Know Your Rights: the campaigns of Bob and Roberta Smith
James B •James B reviews the latest exhibition of Bob and Roberta Smith, finding a powerful defence of art as a human right, source of self-empowerment and tool of protest. The show until January 31 in Walthamstow’s William Morris Gallery.
The exhibition ‘Art is your Human Right’ at the William Morris Gallery in Walthamstow, East London, documents artist and educator Bob and Roberta Smith‘s many initiatives to defend the arts from attempts to diminish the role they play in public life. The centerpiece of the exhibition records his five-year campaign to oppose the attacks on creative subjects in our schools and colleges by the Coalition and latterly the Tory government.

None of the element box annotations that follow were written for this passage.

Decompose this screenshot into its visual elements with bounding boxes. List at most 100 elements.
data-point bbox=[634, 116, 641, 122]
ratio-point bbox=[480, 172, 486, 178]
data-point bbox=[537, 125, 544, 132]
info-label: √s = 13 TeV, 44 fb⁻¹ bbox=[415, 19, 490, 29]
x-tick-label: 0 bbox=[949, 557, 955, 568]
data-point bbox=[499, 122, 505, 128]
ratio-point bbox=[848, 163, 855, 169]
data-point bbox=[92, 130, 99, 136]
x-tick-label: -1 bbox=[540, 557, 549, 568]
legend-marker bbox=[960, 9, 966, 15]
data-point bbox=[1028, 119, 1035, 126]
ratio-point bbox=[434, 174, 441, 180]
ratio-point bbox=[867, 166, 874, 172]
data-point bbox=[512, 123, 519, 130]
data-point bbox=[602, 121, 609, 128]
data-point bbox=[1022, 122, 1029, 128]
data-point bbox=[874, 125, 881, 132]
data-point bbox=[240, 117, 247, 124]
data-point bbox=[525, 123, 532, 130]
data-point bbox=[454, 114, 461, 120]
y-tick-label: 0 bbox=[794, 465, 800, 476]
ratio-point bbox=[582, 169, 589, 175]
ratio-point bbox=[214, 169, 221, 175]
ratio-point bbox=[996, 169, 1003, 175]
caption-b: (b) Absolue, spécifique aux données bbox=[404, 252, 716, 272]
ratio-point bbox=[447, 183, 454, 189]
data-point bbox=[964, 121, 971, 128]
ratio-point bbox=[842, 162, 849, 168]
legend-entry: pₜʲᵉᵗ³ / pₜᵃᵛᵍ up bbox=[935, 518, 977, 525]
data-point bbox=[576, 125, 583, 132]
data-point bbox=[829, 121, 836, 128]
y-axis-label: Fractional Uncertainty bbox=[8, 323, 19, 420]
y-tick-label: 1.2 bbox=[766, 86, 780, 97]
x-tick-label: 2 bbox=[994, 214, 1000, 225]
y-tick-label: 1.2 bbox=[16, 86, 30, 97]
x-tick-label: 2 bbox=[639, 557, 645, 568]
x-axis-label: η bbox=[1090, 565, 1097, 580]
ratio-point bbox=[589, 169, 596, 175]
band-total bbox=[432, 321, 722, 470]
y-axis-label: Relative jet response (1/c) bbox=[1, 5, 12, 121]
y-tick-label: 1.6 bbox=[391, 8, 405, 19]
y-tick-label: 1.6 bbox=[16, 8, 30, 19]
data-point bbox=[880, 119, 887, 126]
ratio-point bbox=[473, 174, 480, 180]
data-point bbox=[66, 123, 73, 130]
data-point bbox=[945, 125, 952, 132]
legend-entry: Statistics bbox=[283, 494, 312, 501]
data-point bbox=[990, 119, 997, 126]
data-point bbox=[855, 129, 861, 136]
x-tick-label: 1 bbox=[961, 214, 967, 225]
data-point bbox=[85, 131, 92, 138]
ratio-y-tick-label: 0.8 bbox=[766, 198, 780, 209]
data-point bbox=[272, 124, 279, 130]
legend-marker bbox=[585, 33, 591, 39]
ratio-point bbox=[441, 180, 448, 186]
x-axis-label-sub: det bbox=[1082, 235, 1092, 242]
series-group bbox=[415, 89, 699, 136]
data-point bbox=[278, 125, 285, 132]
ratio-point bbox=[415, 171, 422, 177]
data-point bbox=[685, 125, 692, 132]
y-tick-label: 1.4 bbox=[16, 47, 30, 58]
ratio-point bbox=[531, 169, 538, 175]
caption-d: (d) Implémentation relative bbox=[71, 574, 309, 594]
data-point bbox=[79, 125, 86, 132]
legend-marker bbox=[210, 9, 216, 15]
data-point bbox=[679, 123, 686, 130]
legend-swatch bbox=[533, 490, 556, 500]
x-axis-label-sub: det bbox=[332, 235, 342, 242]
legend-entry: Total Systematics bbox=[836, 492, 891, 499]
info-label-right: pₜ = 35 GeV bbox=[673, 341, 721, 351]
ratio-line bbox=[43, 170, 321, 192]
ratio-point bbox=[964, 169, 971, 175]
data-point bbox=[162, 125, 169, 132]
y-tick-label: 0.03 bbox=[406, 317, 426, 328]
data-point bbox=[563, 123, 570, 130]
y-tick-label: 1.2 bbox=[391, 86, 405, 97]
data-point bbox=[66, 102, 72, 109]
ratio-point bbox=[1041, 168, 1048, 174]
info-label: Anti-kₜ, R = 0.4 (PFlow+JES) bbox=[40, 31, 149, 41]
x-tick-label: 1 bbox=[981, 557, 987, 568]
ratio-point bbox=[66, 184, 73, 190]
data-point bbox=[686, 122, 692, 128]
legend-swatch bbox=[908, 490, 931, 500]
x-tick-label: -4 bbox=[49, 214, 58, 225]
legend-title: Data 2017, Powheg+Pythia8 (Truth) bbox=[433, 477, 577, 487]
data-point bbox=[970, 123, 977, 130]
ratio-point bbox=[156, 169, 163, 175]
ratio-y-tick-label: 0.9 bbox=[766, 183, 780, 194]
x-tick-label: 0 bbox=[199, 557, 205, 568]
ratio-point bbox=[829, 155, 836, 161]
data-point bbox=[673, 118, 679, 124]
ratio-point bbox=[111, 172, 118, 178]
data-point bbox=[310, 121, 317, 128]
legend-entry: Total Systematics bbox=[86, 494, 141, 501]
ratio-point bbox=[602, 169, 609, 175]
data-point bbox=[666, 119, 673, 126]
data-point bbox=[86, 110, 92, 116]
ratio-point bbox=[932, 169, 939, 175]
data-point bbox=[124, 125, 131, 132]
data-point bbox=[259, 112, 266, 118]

Bob and Roberta Smith is the working name of Patrick Brill. He is perhaps best known for his piece Make Art Not War in the Tate collection. In 2010, coinciding with the students’ demonstrations against tuition fees, Bob and Roberta described the parallel cuts to the Arts Council, local authorities and museums as “an unprecedented war on culture”.
Bob and Roberta responded to the then Education Secretary Michael Gove’s 2011 review of the National Curriculum to focus on ‘essential facts’ and core subjects by creating the angry, stream-of-consciousness Letter to Michael Gove, pictured below, featuring closely packed black text on a stark white background.
Many of the pieces on display take the form of placards or wooden panels featuring slogans such as ‘Music makes people powerful’, ‘Art is your human right’, ‘All schools should be art schools’ and ‘Give a child pencils and paper and you teach him or her how to sing’. Using signwriters’ fonts and simulated shadow these deceptively naïve pieces make forceful statements.
The idea of art as a human right is not as utopian as it might appear. The 1948 UN Declaration of Human Rights affirms the ‘right freely to participate in the cultural life of the community, to enjoy the arts and to share in scientific advancement and its benefits’.
Bob and Roberta has been a tireless advocate for not only retaining but prioritising all forms of art in education. In an interview with The Guardian he said, “The social value of art in schools is that it gives you a way of shaping your world and your way of thinking.”
The campaign against Gove culminated in Bob and Roberta standing against him in the 2015 General Election in the safe Tory seat of Surrey Heath. A video commissioned for the exhibition Art is Your Human Right: why can’t politics be more fun? charts the election campaign. Dressed in his signature bright clothes and Rude Boy’s trilby and driving a van emblazoned with slogans, Bob and Roberta took the fight into Gove’s home territory. His amiability and dedication won him grudging respect from the inscrutable Gove.
More recently Bob and Roberta has been involved in the campaign to save the Sir John Cass faculty of Art, Architecture and Design (CASS) in Aldgate, East London from relocation. A £50m price tag is attached to its prime real estate, close to the City of London. The CASS, part of London Metropolitan University, has been called the ‘Aldgate Bauhaus’ after the famous art and craft school in Germany. The relocation is likely to lead to a significant reduction in both student and staff numbers. The school currently offers the last remaining musical instrument making BSc in the UK.
The exhibition continues until January 31. Bob and Roberta’s campaigns will undoubtedly continue long after.